SIR 2025
Venous Interventions
Scientific Session
Glenn Hoots, MD (he/him/his)
Prog. Dir. Integrated & Independent IR/DR Residency Progs. Assoc. Prof./ Vice Chief Dept. Radiology
University of South Florida Morsani School of Medicine / Tampa General Hospital, United States
Kush Desai, MD, FSIR (he/him/his)
Professor of Radiology, Surgery, and Medicine
Northwestern University, United States
Raghu Kolluri, MD
System Medical Director - Vascular Medicine and Vascular Laboratories
OhioHealth Heart and Vascular, United States
Anthony Comerota, MD
Medical Director Emeritus
Inova Heart and Vascular Institute Fairfax, United States
Robert Ryu, MD, FSIR
Associate Chief Medical Officer, Professor
University of Colorado, United States
Jean Bismuth, MD
Professor of Surgery / Chief, Division of Vascular Surgery
University of South Florida, Morsani College of Medicine / Tampa General Hospital, United States
Karlyn Martin
Northwestern University, United States
Stephen Black, M.D.
Professor of Surgery
Guy's and Saint Thomas Hospital, United Kingdom
Patrick Muck, MD
Chief of Vascular Surgery & Program Director Vascular Fellowship & Integrated Residency
TriHealth – Good Samaritan Hospital, United States
To describe and compare healthcare resource use and outcomes among patients with ilio-femoral deep vein thrombosis (IF-DVT) treated with computer-assisted vacuum thrombectomy (CAVT) or anticoagulation (AC) in the United States.
Materials and Methods:
This retrospective observational study used deidentified data from inpatient adults (≥18 years) in the Vizient Clinical Data Base1 diagnosed with IF-DVT without diagnosis of pulmonary embolism who were discharged between 07/1/2020 and 09/30/2023. ICD-10 diagnosis and procedure codes captured the DVT location and treatment. Propensity score matching (PSM) balanced the CAVT and AC groups at a 1:1 ratio using demographics, payer and hospital type as covariates. Study endpoints were length of stay (LOS), discharge status, in-hospital mortality, composite complications, and 30-day all cause and DVT related readmissions. Statistical analyses involved descriptive statistics, Chi-Square, Kruskal-Wallis, or ANOVA F-tests.
Results:
After PSM, 404 CAVT patients were matched to 404 AC patients.
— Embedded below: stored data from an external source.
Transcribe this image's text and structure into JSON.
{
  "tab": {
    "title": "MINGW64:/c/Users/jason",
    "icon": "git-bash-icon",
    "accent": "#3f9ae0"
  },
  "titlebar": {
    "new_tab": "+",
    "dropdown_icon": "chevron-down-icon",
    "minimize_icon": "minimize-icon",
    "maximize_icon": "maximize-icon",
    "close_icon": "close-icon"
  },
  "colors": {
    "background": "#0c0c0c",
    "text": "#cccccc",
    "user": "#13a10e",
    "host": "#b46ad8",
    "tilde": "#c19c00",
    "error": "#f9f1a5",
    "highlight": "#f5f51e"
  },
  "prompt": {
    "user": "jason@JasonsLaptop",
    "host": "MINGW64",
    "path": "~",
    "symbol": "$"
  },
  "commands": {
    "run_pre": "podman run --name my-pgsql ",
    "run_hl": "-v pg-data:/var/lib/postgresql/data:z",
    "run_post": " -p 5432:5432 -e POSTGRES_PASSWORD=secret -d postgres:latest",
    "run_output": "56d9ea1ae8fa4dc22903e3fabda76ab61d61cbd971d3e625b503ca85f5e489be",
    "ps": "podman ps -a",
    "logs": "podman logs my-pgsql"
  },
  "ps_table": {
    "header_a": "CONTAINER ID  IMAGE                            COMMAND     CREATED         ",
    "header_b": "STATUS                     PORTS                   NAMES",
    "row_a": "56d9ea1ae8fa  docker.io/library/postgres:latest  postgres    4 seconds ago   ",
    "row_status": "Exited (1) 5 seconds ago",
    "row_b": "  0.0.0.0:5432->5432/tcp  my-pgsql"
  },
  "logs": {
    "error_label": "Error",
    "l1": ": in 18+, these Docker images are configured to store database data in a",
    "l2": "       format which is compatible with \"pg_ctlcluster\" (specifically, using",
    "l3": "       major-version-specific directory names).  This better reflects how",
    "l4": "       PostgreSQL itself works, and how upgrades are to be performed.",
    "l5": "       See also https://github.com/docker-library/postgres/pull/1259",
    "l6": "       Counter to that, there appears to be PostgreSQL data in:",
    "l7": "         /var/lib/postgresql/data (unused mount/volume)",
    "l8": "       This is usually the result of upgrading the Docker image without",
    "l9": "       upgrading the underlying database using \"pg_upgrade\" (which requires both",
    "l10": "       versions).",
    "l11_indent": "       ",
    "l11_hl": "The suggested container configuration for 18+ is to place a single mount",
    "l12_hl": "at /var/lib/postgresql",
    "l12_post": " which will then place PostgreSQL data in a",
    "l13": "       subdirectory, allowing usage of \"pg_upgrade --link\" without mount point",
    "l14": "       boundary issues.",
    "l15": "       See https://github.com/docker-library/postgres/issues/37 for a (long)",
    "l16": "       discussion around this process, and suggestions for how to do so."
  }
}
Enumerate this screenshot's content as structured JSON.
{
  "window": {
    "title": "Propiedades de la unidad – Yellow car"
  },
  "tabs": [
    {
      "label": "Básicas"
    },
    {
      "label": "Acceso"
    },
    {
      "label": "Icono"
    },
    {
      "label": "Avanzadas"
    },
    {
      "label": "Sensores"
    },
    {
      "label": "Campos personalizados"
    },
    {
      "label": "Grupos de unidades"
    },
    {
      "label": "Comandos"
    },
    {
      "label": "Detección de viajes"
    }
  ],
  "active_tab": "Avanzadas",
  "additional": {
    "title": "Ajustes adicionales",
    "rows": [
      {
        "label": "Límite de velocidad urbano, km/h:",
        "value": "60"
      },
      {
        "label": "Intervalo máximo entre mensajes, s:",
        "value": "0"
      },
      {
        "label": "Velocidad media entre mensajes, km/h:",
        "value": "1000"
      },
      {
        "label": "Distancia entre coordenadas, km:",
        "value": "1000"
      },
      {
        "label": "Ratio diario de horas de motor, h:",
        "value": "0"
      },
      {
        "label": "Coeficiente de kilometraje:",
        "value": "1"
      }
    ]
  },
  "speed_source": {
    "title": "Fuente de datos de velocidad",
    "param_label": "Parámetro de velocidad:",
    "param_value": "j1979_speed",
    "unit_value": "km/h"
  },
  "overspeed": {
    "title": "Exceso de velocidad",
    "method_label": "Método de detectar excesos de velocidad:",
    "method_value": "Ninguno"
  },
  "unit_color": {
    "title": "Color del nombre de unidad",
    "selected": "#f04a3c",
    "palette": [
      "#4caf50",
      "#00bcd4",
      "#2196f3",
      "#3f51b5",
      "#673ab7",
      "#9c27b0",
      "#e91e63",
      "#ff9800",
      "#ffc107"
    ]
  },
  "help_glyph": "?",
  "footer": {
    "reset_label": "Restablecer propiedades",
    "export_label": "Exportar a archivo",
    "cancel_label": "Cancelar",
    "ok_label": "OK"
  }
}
Baseline characteristics were balanced, aside for racial composition (p=0.0008) where CAVT group had more White patients (68.3% vs 54.0%) vs AC group. The CAVT group had a shorter mean LOS vs the AC group (5±4.08 days, with 3.2 days occurring post-procedure vs 6±2.72 days for AC, p< 0.0001). Composite complications were 3.2% for CAVT and < 1% for AC, which are lower than individual complication rates reported for similar interventions in prior studies2. No significant differences in mortality, 30-day all-cause or DVT-related readmissions were observed. Admission source differed between groups (p < 0.0001), where more patients in the CAVT group were admitted from another hospital (16.3% vs 4%) and fewer patients admitted from a non-facility origin (68.6% vs 87.6%) compared to AC. After index hospitalization, more CAVT patients were discharged to home vs AC patients (68.8% vs 49.3%, p< 0.0001), and fewer were discharged to home health (17.1% vs 24.0%, p=0.0148) and skilled nursing facilities (SNF) (9.2% vs 18.1%, p=0.0002).
Conclusion:
CAVT for the treatment of IF-DVT was associated with shorter hospital LOS when compared to AC. Safety outcomes for CAVT cohort were comparable to AC. Further, CAVT was associated with more discharges to home and fewer discharges to home health and SNF.